In the search for new, handsome decking alternatives, merbau decking has become a popular, go-to wood. Sometimes called ipil or kwila, and scientifically known as Intsia bijuga, this southeast Asian native is renowned for durability, termite resistance, and an attractive appearance. Despite the benefits of merbau decking, there is a dark side to the harvesting and use of this wood, a side that will make you think twice about using it in your decking project.
- A Vulnerable Species:Due to its increased use in the last few decades, the Intsia bijugais now classified as “vulnerable” by the International Union for Conservation of Nature (IUCN). This is the first category in their range of threatened species, and indicates that the continued deforestation without replacement will push the tree to the brink of extinction. In fact, Greenpeace has estimated that the merbau tree could be extinct by 2042 if logging is not reduced and conservation efforts are not increased.
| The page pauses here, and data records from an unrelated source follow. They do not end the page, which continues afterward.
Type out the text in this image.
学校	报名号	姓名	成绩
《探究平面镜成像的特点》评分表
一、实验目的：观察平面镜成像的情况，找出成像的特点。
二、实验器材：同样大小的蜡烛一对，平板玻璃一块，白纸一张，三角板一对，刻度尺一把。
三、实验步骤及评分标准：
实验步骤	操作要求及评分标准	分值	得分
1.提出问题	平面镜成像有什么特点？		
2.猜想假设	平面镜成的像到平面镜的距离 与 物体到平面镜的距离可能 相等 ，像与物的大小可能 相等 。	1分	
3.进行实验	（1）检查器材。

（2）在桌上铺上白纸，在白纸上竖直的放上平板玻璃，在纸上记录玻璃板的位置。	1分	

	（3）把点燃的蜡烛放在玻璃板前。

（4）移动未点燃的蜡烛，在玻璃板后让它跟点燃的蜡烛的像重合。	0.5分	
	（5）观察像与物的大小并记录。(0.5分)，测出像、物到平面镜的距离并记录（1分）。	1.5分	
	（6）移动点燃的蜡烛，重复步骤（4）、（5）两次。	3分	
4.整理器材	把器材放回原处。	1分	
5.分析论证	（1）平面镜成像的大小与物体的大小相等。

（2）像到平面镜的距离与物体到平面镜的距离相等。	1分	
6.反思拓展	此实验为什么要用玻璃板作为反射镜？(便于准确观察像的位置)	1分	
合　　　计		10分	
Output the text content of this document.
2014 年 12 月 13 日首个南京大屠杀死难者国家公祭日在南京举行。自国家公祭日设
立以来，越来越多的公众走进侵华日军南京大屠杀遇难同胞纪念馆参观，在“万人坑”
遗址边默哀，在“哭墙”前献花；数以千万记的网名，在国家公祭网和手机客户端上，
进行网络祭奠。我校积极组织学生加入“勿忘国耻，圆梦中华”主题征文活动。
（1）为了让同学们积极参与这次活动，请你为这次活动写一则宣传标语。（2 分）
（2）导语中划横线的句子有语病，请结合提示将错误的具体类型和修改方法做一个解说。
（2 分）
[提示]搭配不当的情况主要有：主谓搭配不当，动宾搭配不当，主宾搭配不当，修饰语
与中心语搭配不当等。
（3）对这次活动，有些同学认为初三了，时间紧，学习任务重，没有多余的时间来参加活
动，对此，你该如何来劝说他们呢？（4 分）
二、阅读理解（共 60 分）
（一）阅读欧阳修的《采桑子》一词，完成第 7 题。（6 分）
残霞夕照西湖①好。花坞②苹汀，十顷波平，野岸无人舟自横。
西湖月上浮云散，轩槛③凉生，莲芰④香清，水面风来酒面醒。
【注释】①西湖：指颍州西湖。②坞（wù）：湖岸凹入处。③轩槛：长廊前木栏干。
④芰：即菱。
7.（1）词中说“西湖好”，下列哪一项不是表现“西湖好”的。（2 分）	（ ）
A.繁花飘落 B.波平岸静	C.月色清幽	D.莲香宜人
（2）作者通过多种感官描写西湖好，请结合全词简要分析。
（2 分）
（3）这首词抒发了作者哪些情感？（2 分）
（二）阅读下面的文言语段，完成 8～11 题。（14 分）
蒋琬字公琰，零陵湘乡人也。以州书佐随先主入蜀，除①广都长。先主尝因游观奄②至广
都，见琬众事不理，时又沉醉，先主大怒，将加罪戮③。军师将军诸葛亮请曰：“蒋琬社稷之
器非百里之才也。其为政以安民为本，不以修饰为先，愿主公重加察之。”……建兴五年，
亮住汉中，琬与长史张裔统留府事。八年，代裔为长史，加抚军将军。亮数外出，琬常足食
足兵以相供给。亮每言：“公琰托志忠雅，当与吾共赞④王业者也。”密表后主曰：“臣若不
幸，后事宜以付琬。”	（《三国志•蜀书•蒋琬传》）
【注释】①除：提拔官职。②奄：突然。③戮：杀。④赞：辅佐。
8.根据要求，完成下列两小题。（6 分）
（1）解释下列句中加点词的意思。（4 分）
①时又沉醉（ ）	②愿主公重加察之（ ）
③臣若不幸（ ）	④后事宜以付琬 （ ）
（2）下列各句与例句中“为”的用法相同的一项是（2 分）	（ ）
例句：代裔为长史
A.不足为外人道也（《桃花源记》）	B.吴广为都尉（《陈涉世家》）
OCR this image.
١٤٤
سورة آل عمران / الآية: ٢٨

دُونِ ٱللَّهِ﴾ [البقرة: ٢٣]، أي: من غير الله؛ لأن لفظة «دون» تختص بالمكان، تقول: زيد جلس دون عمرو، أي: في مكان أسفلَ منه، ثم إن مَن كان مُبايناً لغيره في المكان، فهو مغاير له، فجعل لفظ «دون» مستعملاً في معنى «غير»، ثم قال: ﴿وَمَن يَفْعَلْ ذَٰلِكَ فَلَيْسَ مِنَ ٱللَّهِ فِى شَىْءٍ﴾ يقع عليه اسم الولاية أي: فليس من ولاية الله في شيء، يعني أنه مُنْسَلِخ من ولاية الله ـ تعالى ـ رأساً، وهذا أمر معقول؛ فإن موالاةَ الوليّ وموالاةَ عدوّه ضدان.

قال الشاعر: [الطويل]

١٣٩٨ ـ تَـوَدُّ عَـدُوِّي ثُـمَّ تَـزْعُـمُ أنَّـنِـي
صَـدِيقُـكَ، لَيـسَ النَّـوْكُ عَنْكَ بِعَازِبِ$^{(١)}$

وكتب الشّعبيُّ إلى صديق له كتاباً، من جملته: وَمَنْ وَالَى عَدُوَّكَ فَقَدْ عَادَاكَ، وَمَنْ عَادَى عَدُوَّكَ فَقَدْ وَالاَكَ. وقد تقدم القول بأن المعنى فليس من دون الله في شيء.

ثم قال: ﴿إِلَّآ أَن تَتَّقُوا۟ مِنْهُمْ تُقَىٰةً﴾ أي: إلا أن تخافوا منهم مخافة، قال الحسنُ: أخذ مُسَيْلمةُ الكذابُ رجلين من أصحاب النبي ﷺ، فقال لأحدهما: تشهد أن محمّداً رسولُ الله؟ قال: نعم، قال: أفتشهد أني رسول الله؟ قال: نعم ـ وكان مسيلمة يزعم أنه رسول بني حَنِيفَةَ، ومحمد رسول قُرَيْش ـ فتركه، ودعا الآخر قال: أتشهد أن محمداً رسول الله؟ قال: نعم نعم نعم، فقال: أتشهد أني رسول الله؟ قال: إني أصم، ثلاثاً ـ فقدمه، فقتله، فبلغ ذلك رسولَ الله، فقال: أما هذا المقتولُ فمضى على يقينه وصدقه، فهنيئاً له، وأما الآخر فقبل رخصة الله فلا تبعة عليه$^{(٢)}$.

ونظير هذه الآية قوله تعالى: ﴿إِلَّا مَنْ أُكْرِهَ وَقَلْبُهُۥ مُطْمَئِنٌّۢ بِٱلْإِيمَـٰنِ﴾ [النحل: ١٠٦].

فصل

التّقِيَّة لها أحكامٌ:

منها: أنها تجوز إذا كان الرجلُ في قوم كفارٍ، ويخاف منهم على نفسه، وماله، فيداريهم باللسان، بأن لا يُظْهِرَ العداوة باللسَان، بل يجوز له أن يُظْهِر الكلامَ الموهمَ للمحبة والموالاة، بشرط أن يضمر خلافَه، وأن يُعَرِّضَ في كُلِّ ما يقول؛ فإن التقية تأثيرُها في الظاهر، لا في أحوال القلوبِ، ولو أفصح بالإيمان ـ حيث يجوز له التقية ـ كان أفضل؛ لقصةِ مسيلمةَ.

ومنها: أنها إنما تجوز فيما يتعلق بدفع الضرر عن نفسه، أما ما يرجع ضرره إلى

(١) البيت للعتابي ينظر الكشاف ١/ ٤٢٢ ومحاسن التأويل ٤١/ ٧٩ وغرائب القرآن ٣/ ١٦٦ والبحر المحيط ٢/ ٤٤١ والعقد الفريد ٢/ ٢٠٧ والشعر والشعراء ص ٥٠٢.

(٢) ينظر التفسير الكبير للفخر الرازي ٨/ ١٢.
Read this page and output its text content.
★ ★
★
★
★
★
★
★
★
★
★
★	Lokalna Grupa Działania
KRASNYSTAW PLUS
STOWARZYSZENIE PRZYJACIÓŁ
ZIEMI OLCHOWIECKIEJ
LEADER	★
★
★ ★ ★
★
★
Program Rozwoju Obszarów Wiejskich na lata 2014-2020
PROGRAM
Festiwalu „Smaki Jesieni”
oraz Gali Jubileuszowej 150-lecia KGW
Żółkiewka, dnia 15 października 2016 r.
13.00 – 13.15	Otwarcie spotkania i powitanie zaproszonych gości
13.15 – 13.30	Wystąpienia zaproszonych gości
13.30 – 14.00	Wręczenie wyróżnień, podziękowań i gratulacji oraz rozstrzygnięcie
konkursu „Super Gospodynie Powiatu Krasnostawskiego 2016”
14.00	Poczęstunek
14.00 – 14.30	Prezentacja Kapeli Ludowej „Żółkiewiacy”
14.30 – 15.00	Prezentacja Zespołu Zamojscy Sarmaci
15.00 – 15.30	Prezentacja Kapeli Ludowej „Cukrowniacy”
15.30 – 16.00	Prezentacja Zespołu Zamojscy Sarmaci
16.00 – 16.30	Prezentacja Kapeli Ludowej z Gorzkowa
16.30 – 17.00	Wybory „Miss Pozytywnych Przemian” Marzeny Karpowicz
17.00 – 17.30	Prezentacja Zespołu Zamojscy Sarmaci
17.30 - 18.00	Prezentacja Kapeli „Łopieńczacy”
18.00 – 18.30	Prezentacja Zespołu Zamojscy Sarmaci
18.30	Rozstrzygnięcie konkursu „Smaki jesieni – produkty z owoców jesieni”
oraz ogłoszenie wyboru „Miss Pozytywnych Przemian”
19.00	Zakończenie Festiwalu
- Poor Regeneration: Even when merbau trees are replaced by legal logging procedures, the tree itself is not sustainable. Many merbau trees are old growth, with sparse populations even in their native regions. They are slow to mature as well – many of them can take up to 75 years or more to reach full maturity. While they are tough trees, they are also open to infection and damage in their young and growing stage, so the replacement plantings aren’t guaranteed to even reach full maturity.
- A Dangerous Harvest: Illegal logging is used to skirt some of the systems put in place to protect the merbau tree, logging that is not only harmful to the environment but also damaging to the communities that depend on legal logging. Illegal logging often has a higher rate of injury, no means of replacing the trees that are harvested, and no concern for the welfare of local communities. The lower cost of illegally harvested merbau wood also hurts the loggers themselves – these workers receive only a portion of the wages received by loggers working in legal forestry.
- Destroying a Precious Ecosystem: The Intsia bijugatree is one of the foundations of the mangrove swamps, a unique and highly beneficial ecosystem that is important to Northern Australia and Southeast Asia. These ecosystems are beneficial to the local communities – in a recent study, Finn Danielsen and his team determined that the effects of storm surges and tsunamis have been muted thanks to the ability of mangrove swamps to absorb wave energy. This is on top of the swamps providing a home to native wildlife such as shrimp, crabs, mud lobsters, and much more.